Checking a 250lb hockey player yields a much different result than checking a 170lb player in terms who how far each of you slide across the ice.

And to get back on topic...

A heavier shotgun reacts differently (recoils less) than a light shotgun (recoils more) given the exact same load, recoil pads, etc. due to its heavier mass and greater inertia (http://en.wikipedia.org/wiki/Inertia).


August 20, 2007, 04:44 PM
For awhile I had a Benelli M1 and a Remington 1100 for three gun competition. When I used the same loads in each gun the 1100 was a much softer push on my shoulder with its gas operation than the Benelli with its recoil inertia system. The Benelli however would function reliably with 3 dram equivelent ammo while my 1100 required 3 1/2 dram to function reliably. As a result I kept the Benelli over the 1100. Faster and softer with the lighter load.

If I were to get a shotgun for hunting I would go with a heavier load and the Remington would be my choice.

I do not know if there is a "conspiracy" about the SBEII but I would bet it lets you know when it has been shot if you are using high brass loads on a hunt.

August 28, 2007, 06:26 PM
I have a SBE2 comforttech and it really is a nice shooter. I use it for upland as well as ducks and geese and it does both jobs very nicely. When shooting 3.5's it does let you know you just let one go.

August 28, 2007, 09:50 PM
i'd take the 1 pounder over the 50 anyday

August 28, 2007, 09:59 PM
i'm with ya birdman,
lighter shotguns just feel better on me. i'm glad to finally find someone who agrees

August 29, 2007, 01:41 AM
I bought a SBE in 1994. I have used it for trap and some goose. It worked well by my uninformed standards. IMHO it does not kick harder than an 870 with similar loads. But, it does kick harder than a gas gun. I never fired 3 1/2 loads in it nor would I consider doing so. Knowing what I know now I probably would not own this gun. However, I like my Benelli M3 and my Nova.

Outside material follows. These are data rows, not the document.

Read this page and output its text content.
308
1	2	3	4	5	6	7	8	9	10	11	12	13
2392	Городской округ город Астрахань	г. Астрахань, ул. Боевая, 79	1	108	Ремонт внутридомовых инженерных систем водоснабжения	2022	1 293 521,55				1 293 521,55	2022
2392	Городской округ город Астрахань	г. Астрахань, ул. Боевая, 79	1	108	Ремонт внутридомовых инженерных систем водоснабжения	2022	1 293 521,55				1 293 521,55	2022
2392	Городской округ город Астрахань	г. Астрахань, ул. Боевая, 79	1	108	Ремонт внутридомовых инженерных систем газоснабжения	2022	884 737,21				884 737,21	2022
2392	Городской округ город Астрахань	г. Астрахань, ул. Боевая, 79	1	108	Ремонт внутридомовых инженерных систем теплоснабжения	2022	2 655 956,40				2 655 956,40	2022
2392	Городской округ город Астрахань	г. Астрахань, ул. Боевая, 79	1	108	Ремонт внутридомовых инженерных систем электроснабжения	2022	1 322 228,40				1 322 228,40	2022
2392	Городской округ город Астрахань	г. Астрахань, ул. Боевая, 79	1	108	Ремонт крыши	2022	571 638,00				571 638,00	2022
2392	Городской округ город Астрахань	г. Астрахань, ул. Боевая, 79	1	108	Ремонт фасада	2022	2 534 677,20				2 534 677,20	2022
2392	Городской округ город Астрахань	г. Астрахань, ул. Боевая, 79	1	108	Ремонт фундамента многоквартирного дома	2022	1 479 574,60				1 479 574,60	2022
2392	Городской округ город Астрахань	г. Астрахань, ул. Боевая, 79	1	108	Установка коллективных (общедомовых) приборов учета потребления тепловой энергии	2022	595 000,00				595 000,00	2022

Mine will not cycle reliably with light target loads but works fine with anything else. I am not a "shotgun guy", I am a rifle guy. It works fine for me, but the only thing I can compare it to is my Winchester 23 SxS 3"mag.

It is bare bones simple and if TEOTWAWKI came to pass I would be very happy owning it.

August 30, 2007, 09:45 AM
i'd take the 1 pounder over the 50 anyday

The question isn't which you prefer. The question is which will have more felt recoil. The 1 pounder will have more felt recoil.

I also prefer relatively light guns, mainly because I like to go on long walks with them, but if they have the same design and are shooting the same loads, a lighter gun will have more felt recoil.

For the OP,

I own a SBE (the I, not the II). I've never had a problem with the recoil. I recently ran it next to a Beretta Xtrema2 and a Winchester SX2, and those definitely felt like less kick. I had no scientific equipment to measure with, but I'd bet money that if blindfolded I could pick the SBE out of the 3 based on felt recoil.

I still have no problem with the kick of the SBE.